Second Law of Thermodynamics and heating a blackbody with another blackbody Given a large blackbody with surface area $A_1$ and temperature $T_1$, let's assume I can use some mirror and lens system to capture all the emitted radiation and transfer this energy to a smaller blackbody of area $A_2$ such that $A_2<A_1$. Let the temperature of the second body be $T_2$. 
The second body receives $Q_{in}=\sigma T_1^4 A_1$. It emits $Q_{out}=\sigma T_2^4 A_2$. By assumption $A_2< A_1$, so in a steady state, we must have $T_2>T_1$. However, this violates the second law of thermodynamics (heat transfer from cold to hot body without doing any work). Where is the argument going wrong? 
 A: Mirrors and lenses cannot do what you ask.
Light has a specific intensity, meaning a power per unit area per unit solid angle per unit wavelength.  Mirrors and lenses can never increase the specific intensity.
As an example, consider using a lens to focus sunlight onto a target.  The specific intensity of the sunlight is the same with or without the lens.  What the lens does is increase the solid angle of sunlight that the target receives.  But, there is a maximum: it is not possible for a flat surface to receive a solid angle of light greater than $2\pi$ steradians.  This is why the target can never get hotter than the source, regardless of the optical system used.  
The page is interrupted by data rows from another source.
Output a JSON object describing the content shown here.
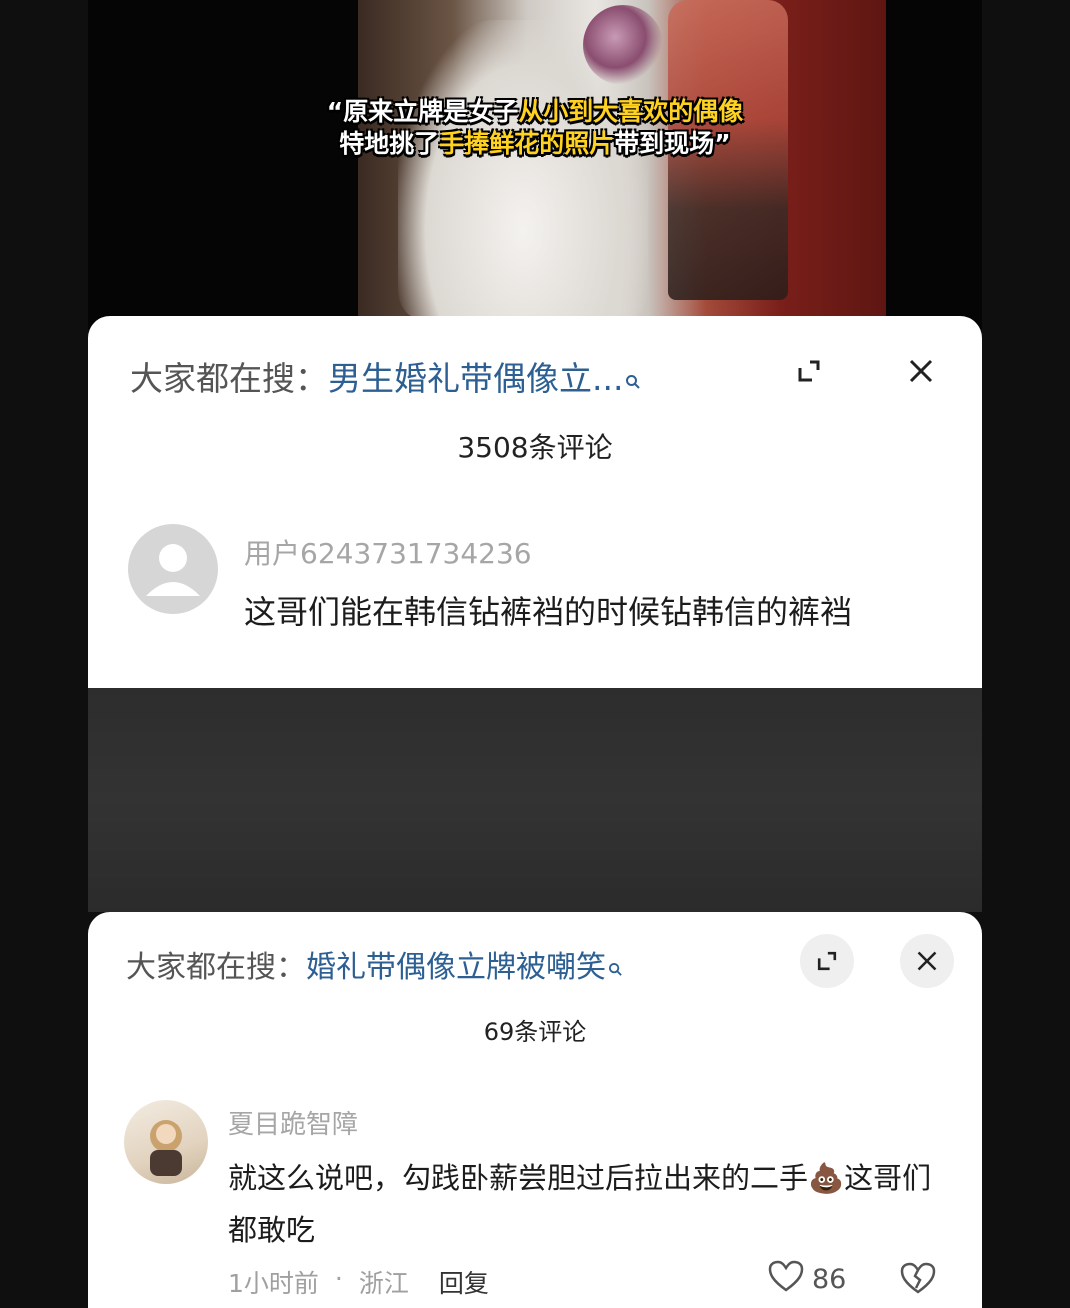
{
  "video": {
    "caption_line1_white": "原来立牌是女子",
    "caption_line1_yellow": "从小到大喜欢的偶像",
    "caption_line2_white_a": "特地挑了",
    "caption_line2_yellow": "手捧鲜花的照片",
    "caption_line2_white_b": "带到现场",
    "quote_open": "“",
    "quote_close": "”"
  },
  "panel1": {
    "search_prefix": "大家都在搜：",
    "search_query": "男生婚礼带偶像立...",
    "comment_count": "3508条评论",
    "comment": {
      "username": "用户6243731734236",
      "text": "这哥们能在韩信钻裤裆的时候钻韩信的裤裆"
    }
  },
  "panel2": {
    "search_prefix": "大家都在搜：",
    "search_query": "婚礼带偶像立牌被嘲笑",
    "comment_count": "69条评论",
    "comment": {
      "username": "夏目跪智障",
      "text": "就这么说吧，勾践卧薪尝胆过后拉出来的二手💩这哥们都敢吃",
      "time": "1小时前",
      "separator": "·",
      "location": "浙江",
      "reply_label": "回复",
      "likes": "86"
    }
  },
  "icons": {
    "search": "search-icon",
    "expand": "expand-icon",
    "close": "close-icon",
    "like": "heart-icon",
    "dislike": "broken-heart-icon"
  }
}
Consequently, the mirrors and lenses cannot deliver $Q_{in}=\sigma T_1^4 A_1$ to body 2 with $A_2<A_1$.  The most that it can deliver is  $Q_{in}=\sigma T_1^4 A_2$
A: Your argument is wrong in that the second body receives Qin=σT41A1.  You can direct radiant energy at it - does not mean it will receive it.  Heat does not flow from cold to hot.  Temperature wins every time.  Double the heat at the same temperature is still the same temperature.